Invasion of Privacy–Album Review

Photo+Courtesy+of+Rolling+Stone.

Photo Courtesy of Rolling Stone.

After the explosion of chart-topping single “Bodak Yellow,” Bronx rapper Cardi B became an instant staple of American pop culture. The rags-to-riches story of a struggling stripper to a musical performer on Saturday Night Live is what some may like to call the American Dream. With her aggressive, unapologetic personality and strong will, Cardi B has been an inspiration to many.  Her debut album Invasion of Privacy celebrates the embodiment of what Cardi B is all about—club bangers, unfiltered bars, rough love songs and being your own person.

Like the singles she released last year, Cardi B’s appeal and image match exactly to what her subject matter is in her music. The title track “Get Up 10,” Cardi sets the tone for the record with a hard-hitting build up like Meek Mill’s famous track “Dreams and Nightmares”. She preaches her rise from the slums to success while blocking out the fakes. The first half of the 13-track record shows off a confident, energetic and shameless attitude that speaks volumes to Cardi’s target audience.

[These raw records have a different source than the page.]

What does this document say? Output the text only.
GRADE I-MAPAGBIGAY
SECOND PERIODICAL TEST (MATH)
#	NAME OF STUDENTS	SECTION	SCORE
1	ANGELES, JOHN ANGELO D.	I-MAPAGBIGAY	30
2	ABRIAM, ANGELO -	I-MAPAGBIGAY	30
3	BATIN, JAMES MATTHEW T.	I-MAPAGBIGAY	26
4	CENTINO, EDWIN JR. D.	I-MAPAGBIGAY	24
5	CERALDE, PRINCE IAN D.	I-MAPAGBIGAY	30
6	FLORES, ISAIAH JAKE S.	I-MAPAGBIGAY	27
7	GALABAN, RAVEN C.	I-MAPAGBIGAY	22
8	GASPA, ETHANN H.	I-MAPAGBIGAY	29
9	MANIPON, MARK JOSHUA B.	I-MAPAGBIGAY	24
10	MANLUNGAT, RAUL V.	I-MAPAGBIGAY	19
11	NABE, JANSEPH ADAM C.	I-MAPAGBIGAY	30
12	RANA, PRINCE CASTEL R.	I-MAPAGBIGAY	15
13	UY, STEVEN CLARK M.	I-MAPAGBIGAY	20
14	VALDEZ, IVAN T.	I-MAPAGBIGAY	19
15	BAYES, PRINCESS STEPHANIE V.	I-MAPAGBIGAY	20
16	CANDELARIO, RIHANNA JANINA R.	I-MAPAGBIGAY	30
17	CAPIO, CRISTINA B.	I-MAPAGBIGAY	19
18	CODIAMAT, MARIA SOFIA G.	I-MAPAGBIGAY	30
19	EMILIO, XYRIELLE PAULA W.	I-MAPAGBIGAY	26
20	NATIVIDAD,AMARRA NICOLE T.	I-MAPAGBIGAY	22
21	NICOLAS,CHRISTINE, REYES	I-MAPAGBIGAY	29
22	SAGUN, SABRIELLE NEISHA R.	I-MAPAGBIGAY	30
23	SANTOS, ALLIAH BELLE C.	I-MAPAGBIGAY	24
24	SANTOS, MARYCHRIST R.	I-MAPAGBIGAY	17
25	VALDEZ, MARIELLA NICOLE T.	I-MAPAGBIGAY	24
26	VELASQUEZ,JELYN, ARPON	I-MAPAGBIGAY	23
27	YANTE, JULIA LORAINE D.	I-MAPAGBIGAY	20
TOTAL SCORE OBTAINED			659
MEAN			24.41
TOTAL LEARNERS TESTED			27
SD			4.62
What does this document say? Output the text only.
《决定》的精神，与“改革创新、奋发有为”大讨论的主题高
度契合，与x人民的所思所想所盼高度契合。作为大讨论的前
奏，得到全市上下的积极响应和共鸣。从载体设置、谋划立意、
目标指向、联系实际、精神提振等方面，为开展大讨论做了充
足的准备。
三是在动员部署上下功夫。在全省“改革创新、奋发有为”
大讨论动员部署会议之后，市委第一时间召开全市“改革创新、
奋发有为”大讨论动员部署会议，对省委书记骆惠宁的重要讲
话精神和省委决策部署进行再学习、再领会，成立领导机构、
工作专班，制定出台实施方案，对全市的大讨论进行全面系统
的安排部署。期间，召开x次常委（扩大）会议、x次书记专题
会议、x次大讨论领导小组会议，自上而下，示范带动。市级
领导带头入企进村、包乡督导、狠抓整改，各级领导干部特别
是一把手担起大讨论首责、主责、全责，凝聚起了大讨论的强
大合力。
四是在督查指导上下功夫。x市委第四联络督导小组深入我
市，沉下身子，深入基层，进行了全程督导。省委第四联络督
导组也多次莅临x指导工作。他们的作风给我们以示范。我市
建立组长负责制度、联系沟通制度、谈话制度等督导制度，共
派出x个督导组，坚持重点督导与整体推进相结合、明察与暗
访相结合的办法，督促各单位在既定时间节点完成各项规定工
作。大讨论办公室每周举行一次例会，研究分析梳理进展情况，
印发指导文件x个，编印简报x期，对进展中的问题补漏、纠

“Bickenhead” is a messy, but extremely catchy, independent women anthem. Cardi B’s lyrics and flow is nowhere near the likes of Kendrick Lamar or Drake. “Best Life” featuring Chance the Rapper is by far the most uplifting track of the entire album. Chance really steals the show with his animated and charismatic flow, along with such a happy melody for the hook. Cardi and Chance demonstrate “living my best life” perfectly.

There are some flaws in the album, however. Cardi B can get too flat or one-dimensional at points. For example, the track “Money Bag” is almost a cut-and-paste copy of “Bodak Yellow” with a different hook. Some tracks also feel like they are not essentially a Cardi B song. “Drip” featuring Migos is very average, at best, but could have easily been featured on Culture II or just as a standalone single. Whether it’s oversaturation of Migos or not, this one doesn’t seem to have lasting value. Switching up her flow and writing some more meaningful lyrics could solve this identity crisis.

Vocally, SZA has had the best performance on this album, with the closing song “I Do.” This track has a very eerie production beat, but SZA’s passionate voice along with Cardi’s hyped-up lines make this track enjoyable. “Be Careful” is another enjoyable track that takes a second to grow on you because of the simplistic instrumentals.

Another theme to Invasion of Privacy is the Hispanic music scene. “I Like It” features Puerto Rican rapper Bad Bunny and Colombian singer J Balvin rapping over Tito Nieves hit “I Like It Like That.” This switch up in the album is very refreshing and flashy with a different sense of swagger.

Overall, Invasion of Privacy is a quality introduction to Cardi B and who she really is. Not every song is a home run, but it is an extremely fun and enjoyable album for what it is. This just enhances the brand of Cardi B, and this album shows that she is not just a one-hit wonder. Her name will be spoken for years to come.